These pumpkin pie muffins are so soft and moist and the crumble topping makes gives them all the more texture. The icing adds all the more sweetness to the subtle spice from the pumpkin pie flavors. Once they're out of the oven, you'll have them devoured within seconds.

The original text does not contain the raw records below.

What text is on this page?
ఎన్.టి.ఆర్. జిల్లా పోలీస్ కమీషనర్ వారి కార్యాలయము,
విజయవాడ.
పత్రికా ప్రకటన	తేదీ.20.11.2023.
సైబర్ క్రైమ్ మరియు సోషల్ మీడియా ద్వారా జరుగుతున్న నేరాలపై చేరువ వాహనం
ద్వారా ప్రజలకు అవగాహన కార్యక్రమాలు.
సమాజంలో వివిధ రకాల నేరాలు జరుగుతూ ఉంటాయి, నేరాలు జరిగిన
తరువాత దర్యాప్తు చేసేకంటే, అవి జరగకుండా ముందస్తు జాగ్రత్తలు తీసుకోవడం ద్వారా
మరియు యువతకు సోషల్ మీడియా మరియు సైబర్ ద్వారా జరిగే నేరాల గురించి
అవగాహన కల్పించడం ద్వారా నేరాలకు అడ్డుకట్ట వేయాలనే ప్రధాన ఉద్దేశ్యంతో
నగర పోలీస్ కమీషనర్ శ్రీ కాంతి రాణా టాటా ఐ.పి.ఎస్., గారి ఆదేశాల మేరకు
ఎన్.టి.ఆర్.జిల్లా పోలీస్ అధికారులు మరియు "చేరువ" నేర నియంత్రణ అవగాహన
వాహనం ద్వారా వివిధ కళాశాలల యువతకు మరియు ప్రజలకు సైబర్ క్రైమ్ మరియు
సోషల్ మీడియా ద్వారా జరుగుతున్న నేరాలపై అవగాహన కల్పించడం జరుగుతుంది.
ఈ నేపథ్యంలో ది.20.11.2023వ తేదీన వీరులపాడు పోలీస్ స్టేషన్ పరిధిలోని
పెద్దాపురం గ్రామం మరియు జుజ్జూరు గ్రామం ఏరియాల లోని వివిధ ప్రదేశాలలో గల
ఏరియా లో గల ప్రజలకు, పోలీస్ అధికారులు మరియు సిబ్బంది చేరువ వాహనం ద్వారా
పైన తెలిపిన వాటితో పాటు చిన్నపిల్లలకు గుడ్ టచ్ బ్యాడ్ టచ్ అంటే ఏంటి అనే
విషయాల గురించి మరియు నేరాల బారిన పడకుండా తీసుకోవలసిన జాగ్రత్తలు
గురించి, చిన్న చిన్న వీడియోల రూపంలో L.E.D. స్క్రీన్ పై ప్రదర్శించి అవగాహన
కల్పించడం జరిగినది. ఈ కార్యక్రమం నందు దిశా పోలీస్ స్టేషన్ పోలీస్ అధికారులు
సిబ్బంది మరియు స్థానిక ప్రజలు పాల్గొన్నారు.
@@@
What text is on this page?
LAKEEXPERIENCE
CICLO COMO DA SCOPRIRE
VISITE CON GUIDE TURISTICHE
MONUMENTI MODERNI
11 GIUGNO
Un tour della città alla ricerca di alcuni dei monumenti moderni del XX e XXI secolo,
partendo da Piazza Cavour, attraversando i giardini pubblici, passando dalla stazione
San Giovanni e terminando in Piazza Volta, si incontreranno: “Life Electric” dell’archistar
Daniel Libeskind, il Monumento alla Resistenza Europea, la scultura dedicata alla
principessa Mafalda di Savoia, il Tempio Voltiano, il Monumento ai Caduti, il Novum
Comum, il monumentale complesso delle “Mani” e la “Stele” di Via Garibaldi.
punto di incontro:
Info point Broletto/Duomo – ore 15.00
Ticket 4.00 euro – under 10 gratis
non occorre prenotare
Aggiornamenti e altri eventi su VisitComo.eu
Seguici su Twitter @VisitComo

Pumpkin Pie Crumb Muffins with Icing [Vegan]
For the Muffins:
- 1 3/4 cup flour
- 1/2 cup sugar
- 1/2 cup brown sugar
- 1/2 teaspoon baking powder
- 1/2 teaspoon baking soda
- 1 tablespoon pumpkin pie spice
- 1 cup pumpkin puree
- any extracts like vanilla
- 1/2 cup almond milk
- 1/2 cup oil
For the Streusel Topping:
- 1/4 cup brown sugar
- 1/4 cup flour
- 1/8 cup oats
- 1/8 teaspoon cinnamon
- 2 tablespoons vegan butter softened
For the Icing:
- 1/2 cup powdered sugar
- Almond milk (start with 1 tablespoon)
- Mix all the dry powdered ingredients together. Add everything else and mix.
- Pour batter into lined muffin tins. Don’t overfill.
- Make streusel topping by mashing softened vegan butter with a fork into sugar, spice, flour and oats. Sprinkle crumb topping on the muffin batter and bake! 375°F for 16-20 minutes.
- Make icing by mixing powdered sugar with almond milk. Make as thick or thin as you’d like. Pour in a baggie and drizzle over cooled muffins. Enjoy.